We are moving to the place where every Board of Directors will have a Compliance Committee, separate and apart from its Audit Committee. With the speed of change we witnessed in the pandemic, compliance and greater risk management has become even more important. The Delaware decision in Blue Bell also mandated more and greater Board involvement in compliance and risk management.
In an area of inquiry entitled Oversight, the 2020 Update to the Evaluation of Corporate Compliance Programs asks three basic questions:
- What compliance expertise has been available on the Board of Directors?
- Have the Board of Directors held executive or private sessions with the compliance function?
- What types of information has the Board of Directors examined in their exercise of oversight in the area in which the misconduct occurred?
To facilitate the answers to these questions, consider this list of 20 questions to reflect the oversight role of directors. These are questions the Board should ask of both senior management and the Board should ask itself in the form of its Compliance Committee. The questions are not intended to be an exact checklist, but rather a way to provide insight and stimulate discussion on the topic of compliance. The questions provide directors with a basis for critically assessing the answers they get and digging deeper as necessary. Although the questions apply to most medium to large organizations, the answers will vary according to the size, complexity and sophistication of each individual organization.
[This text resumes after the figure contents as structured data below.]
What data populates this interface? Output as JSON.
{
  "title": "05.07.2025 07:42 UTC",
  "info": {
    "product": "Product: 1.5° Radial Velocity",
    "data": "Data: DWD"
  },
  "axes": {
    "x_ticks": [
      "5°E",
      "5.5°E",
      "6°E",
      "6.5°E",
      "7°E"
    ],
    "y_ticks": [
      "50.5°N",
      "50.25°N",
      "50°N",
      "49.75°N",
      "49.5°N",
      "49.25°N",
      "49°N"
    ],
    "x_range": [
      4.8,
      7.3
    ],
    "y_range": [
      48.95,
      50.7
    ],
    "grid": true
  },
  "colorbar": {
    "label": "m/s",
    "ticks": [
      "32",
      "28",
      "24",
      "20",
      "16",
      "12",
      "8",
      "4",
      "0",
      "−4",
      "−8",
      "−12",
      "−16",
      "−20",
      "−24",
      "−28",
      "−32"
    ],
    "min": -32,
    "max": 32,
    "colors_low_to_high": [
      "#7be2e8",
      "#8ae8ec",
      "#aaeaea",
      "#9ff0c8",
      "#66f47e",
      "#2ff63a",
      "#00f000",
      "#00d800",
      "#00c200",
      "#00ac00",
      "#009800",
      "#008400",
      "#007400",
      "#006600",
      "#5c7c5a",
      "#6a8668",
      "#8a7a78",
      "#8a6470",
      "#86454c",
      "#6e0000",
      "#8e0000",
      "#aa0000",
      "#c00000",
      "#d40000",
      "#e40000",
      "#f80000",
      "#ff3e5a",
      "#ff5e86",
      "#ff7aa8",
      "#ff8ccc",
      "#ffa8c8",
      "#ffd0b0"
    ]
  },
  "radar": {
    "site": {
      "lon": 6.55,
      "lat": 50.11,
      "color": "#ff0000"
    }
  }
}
Part I: Understanding the Role and Value of the Compliance Committee
- What are the Compliance Committee’s responsibilities and what value does it bring to the Board?
- How can the Compliance Committee help the Board enhance its relationship with management?
- What is the role of the Compliance Committee?
Part II: Building an Effective Compliance Committee
- What skill sets does the Compliance Committee require?
- Who should sit on the Compliance Committee?
- Who should chair the Compliance Committee?
Part III: Directed to the Board
- What is the Compliance Committee’s role in building an effective compliance program within the company? How can the Compliance Committee assess potential members and senior leaders of the company’s compliance program?
- How long should directors serve on the Compliance Committee?
- How can the Compliance Committee assist directors in retiring from the Board?
Part IV: Enhancing the Board’s Performance Effectiveness
- How can the Compliance Committee assist in director development?
- How can the Compliance Committee help the Board chair sharpen the Board’s overall performance focus?
- What is the Compliance Committee’s role in Board evaluation and feedback?
- What should the Compliance Committee do if a director is not performing or not interacting effectively with other directors?
- Should the Compliance Committee have a role in chair succession?
- How can the Compliance Committee help the Board keep its mandates, policies and practices up-to-date?
Part V: Merging Roles of the Compliance Committee
- How can the Compliance Committee enhance the Board’s relationship with institutional shareholders and other stakeholders?
- What is the Compliance Committee role in CCO succession?
- How can the Compliance Committee foster great technical impact for compliance function?
- What role can the Compliance Committee play in preparing for a crisis, such as the discovery of a sign of a significant compliance violation?
- How can the Compliance Committee help the Board in deciding CCO pay, bonus and resources made available to the corporate compliance function?